Sergey Kovalev vs Anthony Yarde

Sergey Kovalev survives scare to retain WBO title against Anthony Yarde in a thrilling fight

Published On Sunday, August 25, 2019By Tim Rickson

Sergey Kovalev proves his worth as WBO champion with thrilling Anthony Yarde stoppage

Sergey Kovalev (34-3-1) survived an eighth-round scare to knock out Anthony Yarde (18-1) in the11th round to defend his WBO world light-heavyweight title in a thrilling fight.

Russia's Kovalev, 36, dominated early on in his home city of Chelyabinsk, with his vaster experience over the 18-0 novice, but came close to being beaten in the eighth stanza when he was subject to a relentless attack from 'The Beast from the East'.

Yarde looked to be on the brink of glory but the champion's experience and know-how somehow got him through.

Despite being fatigued himself Kovalev responded well and pounced on a tiring Yarde to land an 11th-round knockout.

In what was his first world-title shot, Yarde will look back on an eighth round in which his promoter Frank Warren said he was "seconds away" from a colossal shock.

As the bell sounded, Kovalev's promoter Egis Klimas could be seen puffing out his cheeks, seemingly relieved that hope of a lucrative bout with Saul 'Canelo' Alvarez next remained alive.

Reflecting on how close he came Yarde, 28, said: "I hurt him to the body, I thought I should go for it and my corner said so, so we went for it.

"I am not ashamed or embarrassed, I am ambitious and trying to motivate people to go for what you want.

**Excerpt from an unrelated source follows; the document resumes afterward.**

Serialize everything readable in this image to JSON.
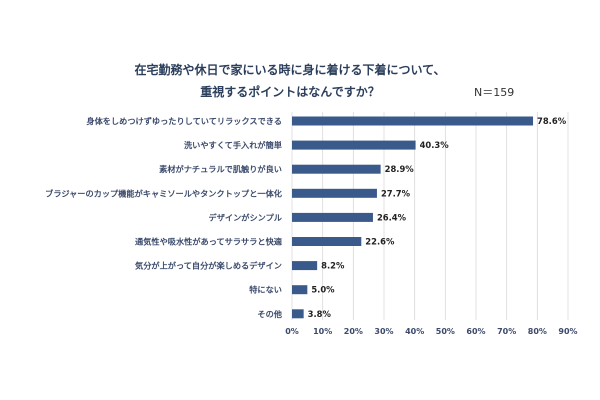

"I have done myself justice, even coming out here - 99% of people would not have dared to do what I did. Experience played a big part, he paced himself better."

Kovalev - a three-time world champion at light-heavyweight - has contested global titles in his last 16 fights, a run dating back to his demolition of Wales' Nathan Cleverly in Cardiff in 2013.

Yarde in contrast entered the contest after just 12 amateur and 18 professional fights and the London fighter had never gone past seven rounds.

Many in boxing questioned how good he was based on the calibre of opposition he had faced, while his trainer Tunde Ajayi has faced criticism for stating he does not endorse sparring in preparation.

Yarde, though, undoubtedly answered questions, notably over whether he could absorb punishment against a top-class fighter.

Kovalev, cheered to the ring in his first fight in Russia since 2016, controlled the first half of the contest, his greater experience and a sharp jab to head and body proving the difference.

But in the eighth, with Kovalev appearing fatigued, Yarde landed heavily and chased his rival, who was backed to the ropes and on unsteady legs before the bell.

Kovalev's trainer Buddy McGirt told him he would end the fight if he took similar punishment again and his fighter responded brilliantly, hitting and moving in the ninth before appearing close to stopping Yarde in the 10th.

Yarde's efforts in the eighth round looked to have emptied his own tank and while he gallantly strode forward in the 11th, he walked on to a shot which ultimately extended Kovalev's record to 34 wins, three losses and a draw.

Afterwards Kovalev said Yarde will "100%" become a world champion but he too deserves huge credit for coming through a test which looks set to pave the way for a fight with Alvarez - the world's best-paid fighter - in November.